You can expedite indexing by the way you load your data into the table.

Non-indexed tables

Indexing is fastest when you load the data into a non-indexed table and then create the etx index.

Preindexed tables

It is not always possible to insert all data into a table before you create the index. If you must insert large numbers of rows into a preindexed table, collect multiple rows in a nonindexed staging or temporary table and then insert them into the main table as a transaction.

For example, suppose the preindexed table is called maintab. Create a table called stagingtab that looks exactly like the maintab table, but with no etx index built on it. Insert a batch of documents into the stagingtab table; then insert these documents into the maintab table by using an INSERT statement similar to the following example:
BEGIN WORK;
INSERT INTO maintab ... SELECT * FROM stagingtab;
COMMIT WORK;

You can also improve performance by encapsulating the INSERT statement in a transaction with the BEGIN WORK and COMMIT WORK statements; doing this allows a table lock to be taken immediately on the maintab table, so you avoid the cost of lock escalation.

If you are inserting data into a fragmented etx index, you can further optimize the insertion throughput if you can segment your data to match the index fragmentation scheme, if you have multiple CPUs available, and if you can run concurrent data loading.

Create a temporary table and data loading process for each index fragment.
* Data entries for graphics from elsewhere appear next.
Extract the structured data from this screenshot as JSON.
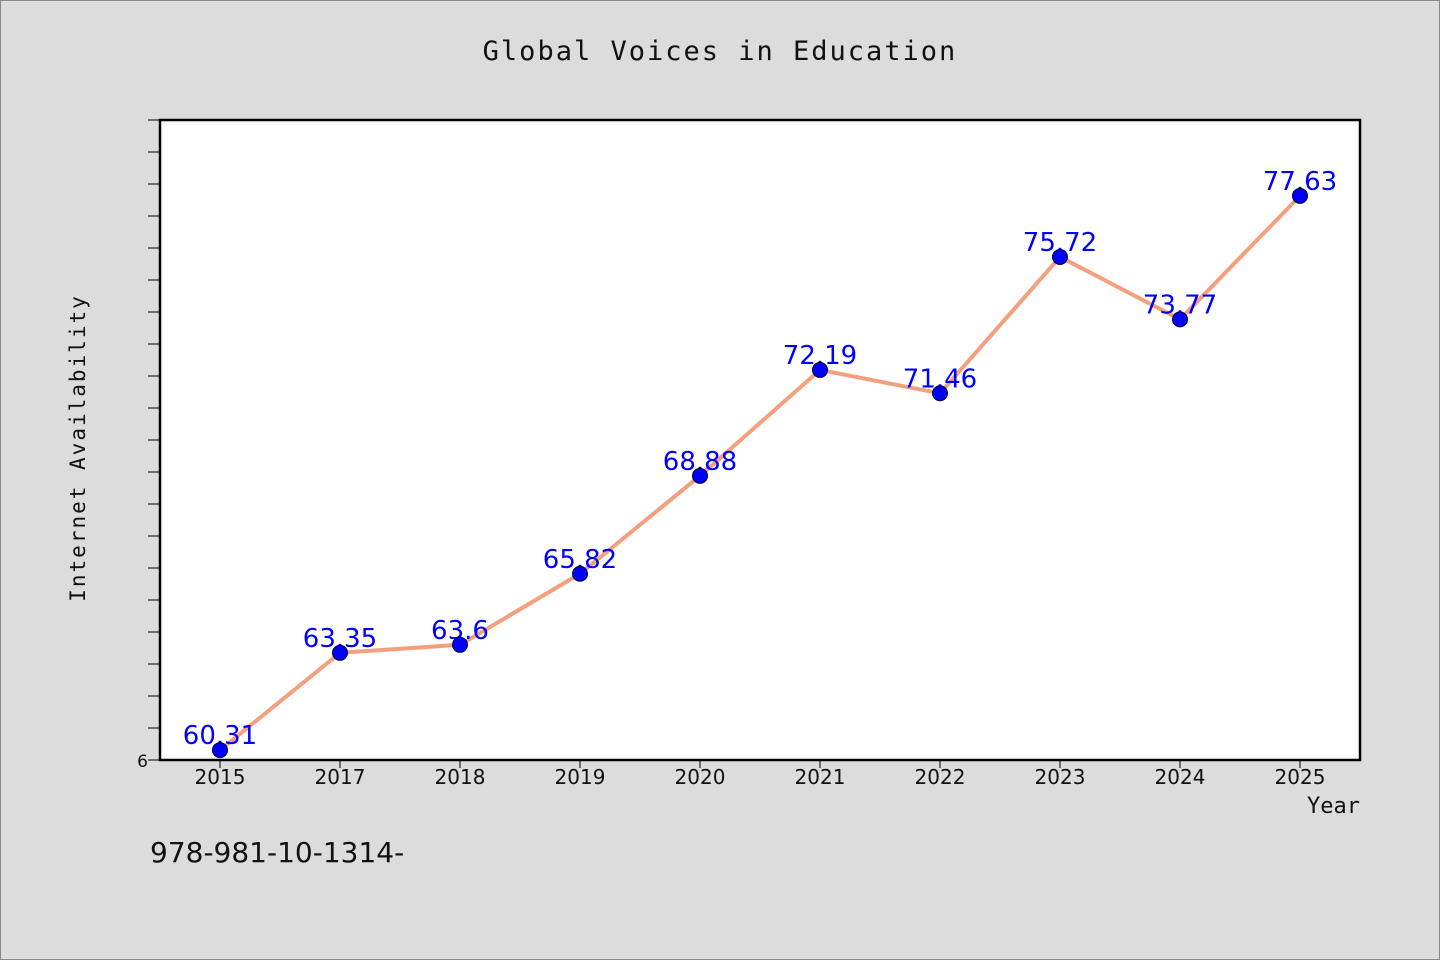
{
  "chart_data": {
    "type": "line",
    "title": "Global Voices in Education",
    "xlabel": "Year",
    "ylabel": "Internet Availability",
    "categories": [
      "2015",
      "2017",
      "2018",
      "2019",
      "2020",
      "2021",
      "2022",
      "2023",
      "2024",
      "2025"
    ],
    "series": [
      {
        "values": [
          60.31,
          63.35,
          63.6,
          65.82,
          68.88,
          72.19,
          71.46,
          75.72,
          73.77,
          77.63
        ],
        "line_color": "#f4a07e",
        "marker_color": "#0000ff"
      }
    ],
    "data_labels": [
      "60.31",
      "63.35",
      "63.6",
      "65.82",
      "68.88",
      "72.19",
      "71.46",
      "75.72",
      "73.77",
      "77.63"
    ],
    "ylim": [
      60,
      80
    ],
    "y_tick_labels": [
      "6"
    ],
    "grid": false,
    "legend": "none"
  },
  "footer_text": "978-981-10-1314-"
}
Each data loading process would first insert the data into its own copy of a staging table and then into the target table. Doing this affects only one index fragment and locks only that fragment. Additional loaders can load data into separate staging tables and index fragments and take advantage of the parallelism of the multiple CPU system.

You must balance the number of rows you stage against concurrency requirements, because the affected index fragment or fragments are locked against all other users until the insertion is completed and the transaction is committed.